Mit Schirm, Charme und Kanone

Ausstellung Im Max-Ernst-Museum in Brühl wird Niki de Saint Phalle ausgestellt. Das Begleitprogramm aus Kunst, Event und Merchandising hätte ihr gefallen

Die Kunstvermittlung treibt seltsame Blüten. In Brühl, wo sich im Gebäudeensemble des Max-Ernst-Museums Klassizismus und Moderne architektonisch kühl aneinander schmiegen, frönt das Begleitprogramm zu einer Rückschau auf das Werk von Niki de Saint Phalle dem Eskapismus: Neben Kreativworkshops für Kinder („Lieber DADA als BLA-BLA“) und Frauen („Rund, weich, groß“) werden ein Kabarettabend („Aufstand im Doppelbett“) und eine Gesprächsrunde mit Wissenschaftlern zum Spannungsfeld des Frauenkörpers angeboten.
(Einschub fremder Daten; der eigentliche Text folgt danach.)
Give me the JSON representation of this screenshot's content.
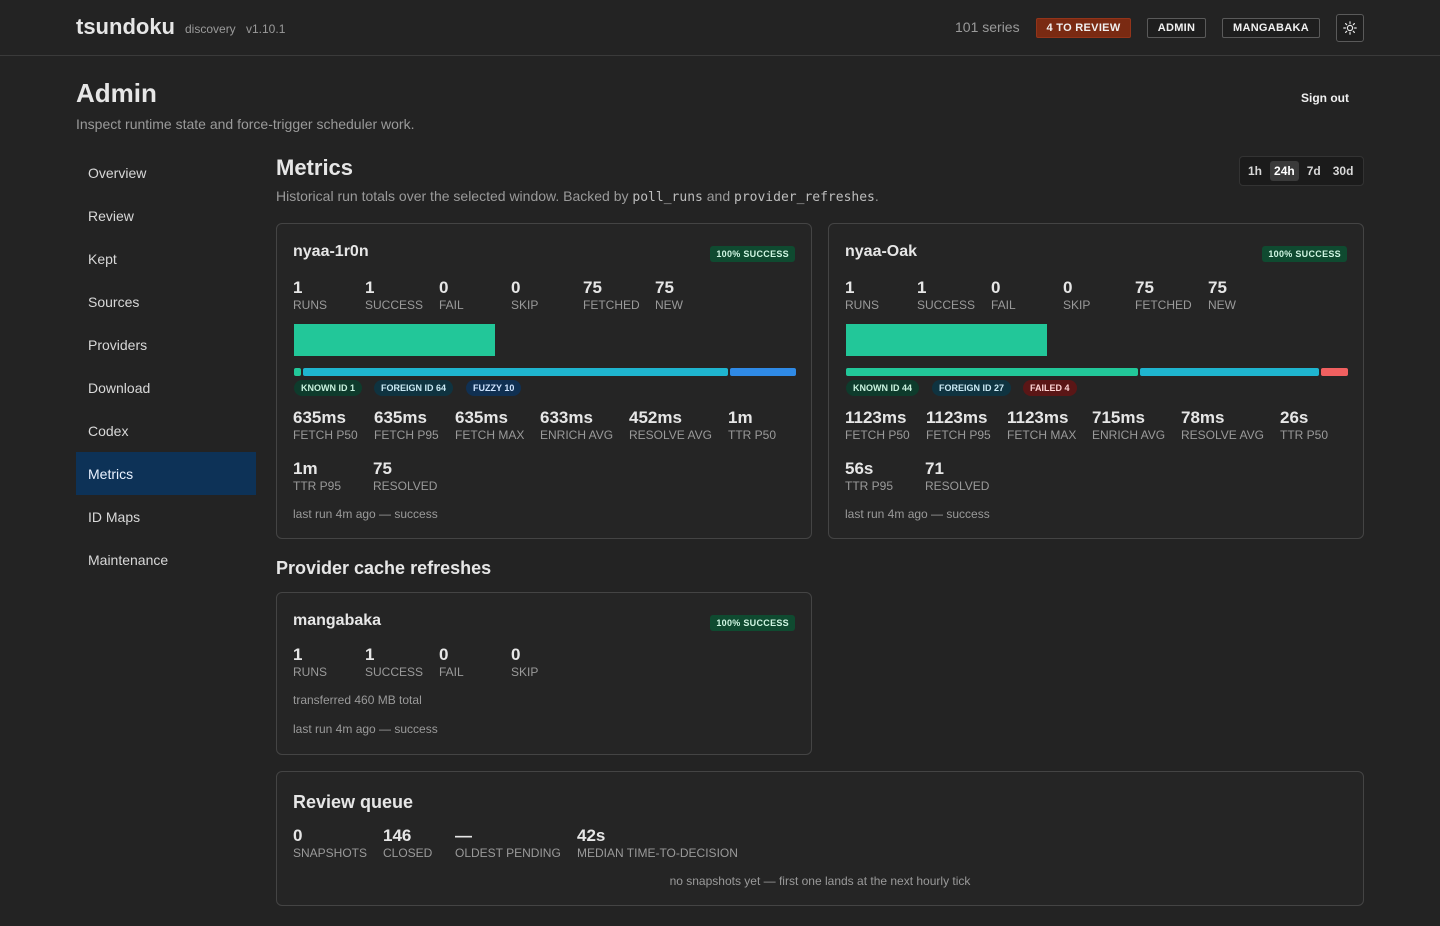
{
  "app": {
    "brand": "tsundoku",
    "subtitle": "discovery",
    "version": "v1.10.1",
    "series_count": "101 series",
    "review_button": "4 TO REVIEW",
    "admin_button": "ADMIN",
    "mangabaka_button": "MANGABAKA",
    "theme_icon": "sun-icon"
  },
  "page": {
    "title": "Admin",
    "subtitle": "Inspect runtime state and force-trigger scheduler work.",
    "sign_out": "Sign out"
  },
  "sidebar": {
    "items": [
      {
        "label": "Overview"
      },
      {
        "label": "Review"
      },
      {
        "label": "Kept"
      },
      {
        "label": "Sources"
      },
      {
        "label": "Providers"
      },
      {
        "label": "Download"
      },
      {
        "label": "Codex"
      },
      {
        "label": "Metrics"
      },
      {
        "label": "ID Maps"
      },
      {
        "label": "Maintenance"
      }
    ],
    "active": "Metrics"
  },
  "metrics": {
    "title": "Metrics",
    "desc_prefix": "Historical run totals over the selected window. Backed by",
    "desc_code1": "poll_runs",
    "desc_and": "and",
    "desc_code2": "provider_refreshes",
    "desc_suffix": ".",
    "ranges": [
      "1h",
      "24h",
      "7d",
      "30d"
    ],
    "selected_range": "24h"
  },
  "sources": [
    {
      "name": "nyaa-1r0n",
      "badge": "100% SUCCESS",
      "runs": "1",
      "runs_label": "RUNS",
      "success": "1",
      "success_label": "SUCCESS",
      "fail": "0",
      "fail_label": "FAIL",
      "skip": "0",
      "skip_label": "SKIP",
      "fetched": "75",
      "fetched_label": "FETCHED",
      "new": "75",
      "new_label": "NEW",
      "new_ratio": 0.4,
      "segments": [
        {
          "key": "known",
          "count": 1,
          "color": "#22c799"
        },
        {
          "key": "foreign",
          "count": 64,
          "color": "#1fb5cf"
        },
        {
          "key": "fuzzy",
          "count": 10,
          "color": "#2f8ae6"
        }
      ],
      "chips": [
        "KNOWN ID 1",
        "FOREIGN ID 64",
        "FUZZY 10"
      ],
      "timings": [
        {
          "v": "635ms",
          "l": "FETCH P50"
        },
        {
          "v": "635ms",
          "l": "FETCH P95"
        },
        {
          "v": "635ms",
          "l": "FETCH MAX"
        },
        {
          "v": "633ms",
          "l": "ENRICH AVG"
        },
        {
          "v": "452ms",
          "l": "RESOLVE AVG"
        },
        {
          "v": "1m",
          "l": "TTR P50"
        }
      ],
      "timings2": [
        {
          "v": "1m",
          "l": "TTR P95"
        },
        {
          "v": "75",
          "l": "RESOLVED"
        }
      ],
      "last_run": "last run 4m ago — success"
    },
    {
      "name": "nyaa-Oak",
      "badge": "100% SUCCESS",
      "runs": "1",
      "runs_label": "RUNS",
      "success": "1",
      "success_label": "SUCCESS",
      "fail": "0",
      "fail_label": "FAIL",
      "skip": "0",
      "skip_label": "SKIP",
      "fetched": "75",
      "fetched_label": "FETCHED",
      "new": "75",
      "new_label": "NEW",
      "new_ratio": 0.4,
      "segments": [
        {
          "key": "known",
          "count": 44,
          "color": "#22c799"
        },
        {
          "key": "foreign",
          "count": 27,
          "color": "#1fb5cf"
        },
        {
          "key": "failed",
          "count": 4,
          "color": "#f06060"
        }
      ],
      "chips": [
        "KNOWN ID 44",
        "FOREIGN ID 27",
        "FAILED 4"
      ],
      "timings": [
        {
          "v": "1123ms",
          "l": "FETCH P50"
        },
        {
          "v": "1123ms",
          "l": "FETCH P95"
        },
        {
          "v": "1123ms",
          "l": "FETCH MAX"
        },
        {
          "v": "715ms",
          "l": "ENRICH AVG"
        },
        {
          "v": "78ms",
          "l": "RESOLVE AVG"
        },
        {
          "v": "26s",
          "l": "TTR P50"
        }
      ],
      "timings2": [
        {
          "v": "56s",
          "l": "TTR P95"
        },
        {
          "v": "71",
          "l": "RESOLVED"
        }
      ],
      "last_run": "last run 4m ago — success"
    }
  ],
  "provider_refreshes": {
    "title": "Provider cache refreshes",
    "card": {
      "name": "mangabaka",
      "badge": "100% SUCCESS",
      "runs": "1",
      "runs_label": "RUNS",
      "success": "1",
      "success_label": "SUCCESS",
      "fail": "0",
      "fail_label": "FAIL",
      "skip": "0",
      "skip_label": "SKIP",
      "transferred": "transferred 460 MB total",
      "last_run": "last run 4m ago — success"
    }
  },
  "review_queue": {
    "title": "Review queue",
    "stats": [
      {
        "v": "0",
        "l": "SNAPSHOTS"
      },
      {
        "v": "146",
        "l": "CLOSED"
      },
      {
        "v": "—",
        "l": "OLDEST PENDING"
      },
      {
        "v": "42s",
        "l": "MEDIAN TIME-TO-DECISION"
      }
    ],
    "note": "no snapshots yet — first one lands at the next hourly tick"
  }
}
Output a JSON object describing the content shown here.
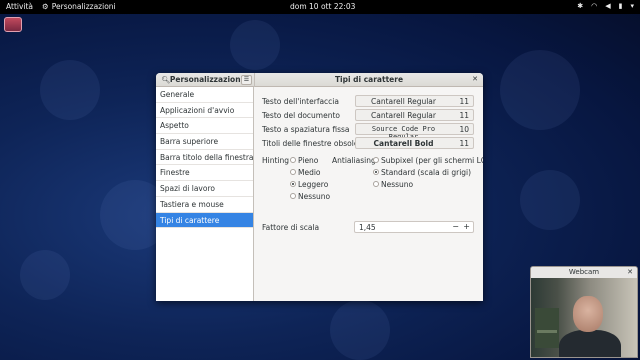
{
  "topbar": {
    "activities": "Attività",
    "app_name": "Personalizzazioni",
    "clock": "dom 10 ott  22:03"
  },
  "window": {
    "sidebar_title": "Personalizzazioni",
    "title": "Tipi di carattere",
    "sidebar_items": [
      "Generale",
      "Applicazioni d'avvio",
      "Aspetto",
      "Barra superiore",
      "Barra titolo della finestra",
      "Finestre",
      "Spazi di lavoro",
      "Tastiera e mouse",
      "Tipi di carattere"
    ],
    "active_item": "Tipi di carattere",
    "fonts": [
      {
        "label": "Testo dell'interfaccia",
        "font": "Cantarell Regular",
        "size": "11"
      },
      {
        "label": "Testo del documento",
        "font": "Cantarell Regular",
        "size": "11"
      },
      {
        "label": "Testo a spaziatura fissa",
        "font": "Source Code Pro Regular",
        "size": "10"
      },
      {
        "label": "Titoli delle finestre obsolete",
        "font": "Cantarell Bold",
        "size": "11"
      }
    ],
    "hinting": {
      "label": "Hinting",
      "options": [
        "Pieno",
        "Medio",
        "Leggero",
        "Nessuno"
      ],
      "selected": "Leggero"
    },
    "antialiasing": {
      "label": "Antialiasing",
      "options": [
        "Subpixel (per gli schermi LCD)",
        "Standard (scala di grigi)",
        "Nessuno"
      ],
      "selected": "Standard (scala di grigi)"
    },
    "scale": {
      "label": "Fattore di scala",
      "value": "1,45",
      "minus": "−",
      "plus": "+"
    }
  },
  "webcam": {
    "title": "Webcam"
  },
  "colors": {
    "accent": "#3584e4",
    "topbar": "#000000"
  }
}
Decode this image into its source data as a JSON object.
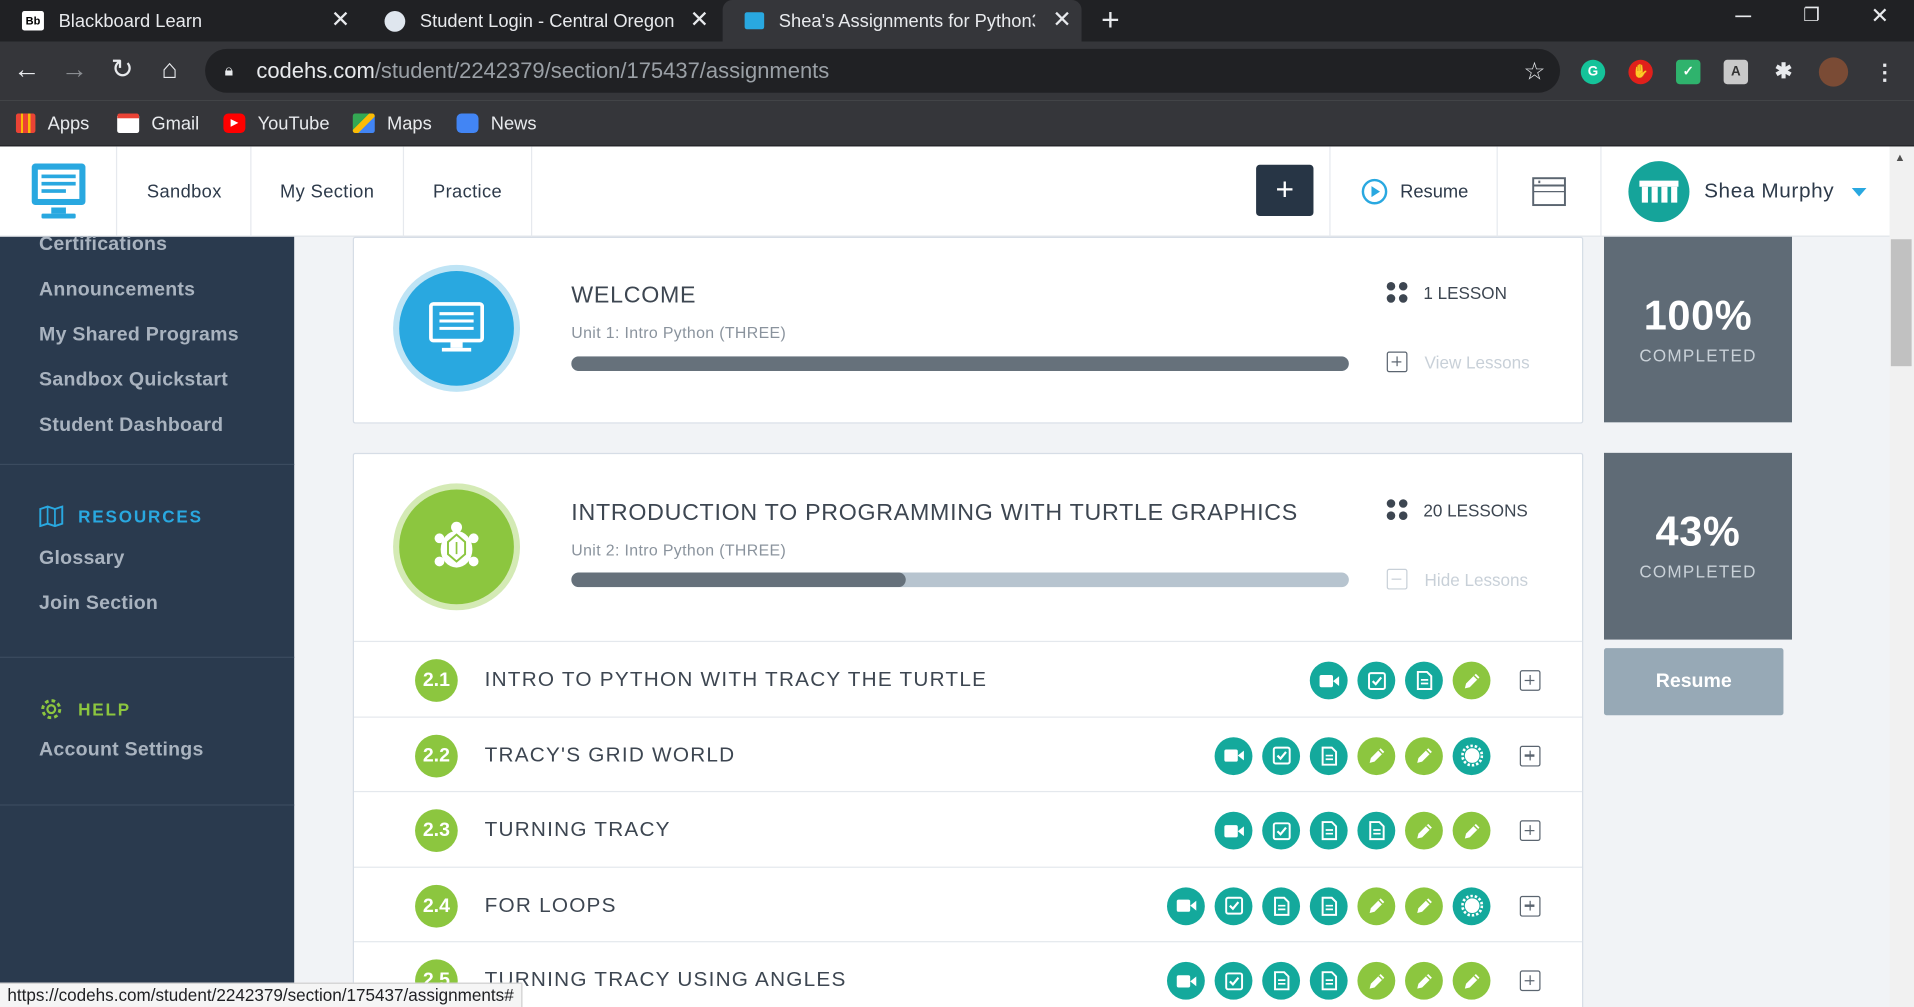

Gesellig soll es beim Maiansingen oder Tanzabend zugehen, und – bevor wir endgültig den Zweck des Museumsbesuches aus den Augen verloren haben könnten – alles inklusive einer Führung durch die Ausstellung von Niki de Saint Phalle.

Im Rahmenprogramm nimmt man den Kuratoren-Titel Spiel mit mir, von einem Frühwerk der Künstlerin aus dem Jahre 1955 geborgt, offenkundig wörtlich. Die Mesalliance zwischen Kunst, Event und Merchandising, zu der auch Badelaken und Geschirrtücher im Museumsshop zählen, rückt in den Hintergrund, wenn man die stringent konzipierte Retrospektive im Untergeschoss betritt. Chronologisch lässt sich auf kleinem Raum der künstlerische Einfluss auf und die Entwicklung von Saint Phalle nachvollziehen, mit einem angenehm klaren Blickpunkt auf ihr Frühwerk.

Von den ersten Bildern der Autodidaktin aus den fünfziger Jahren, die in der Textur bereits Charakteristiken aufweisen wie den pastosen Farbauftrag, der von Saint Phalle später mit Artefakten aus der Alltagswelt angereichert und zunehmend vielschichtiger, raumgreifender ausgeführt wird, bis hin zu den plakativen Schießbildern ab 1961 und den spröden Vorläuferinnen der Nanas aus Draht, Polyester, Wollfäden und Farbe.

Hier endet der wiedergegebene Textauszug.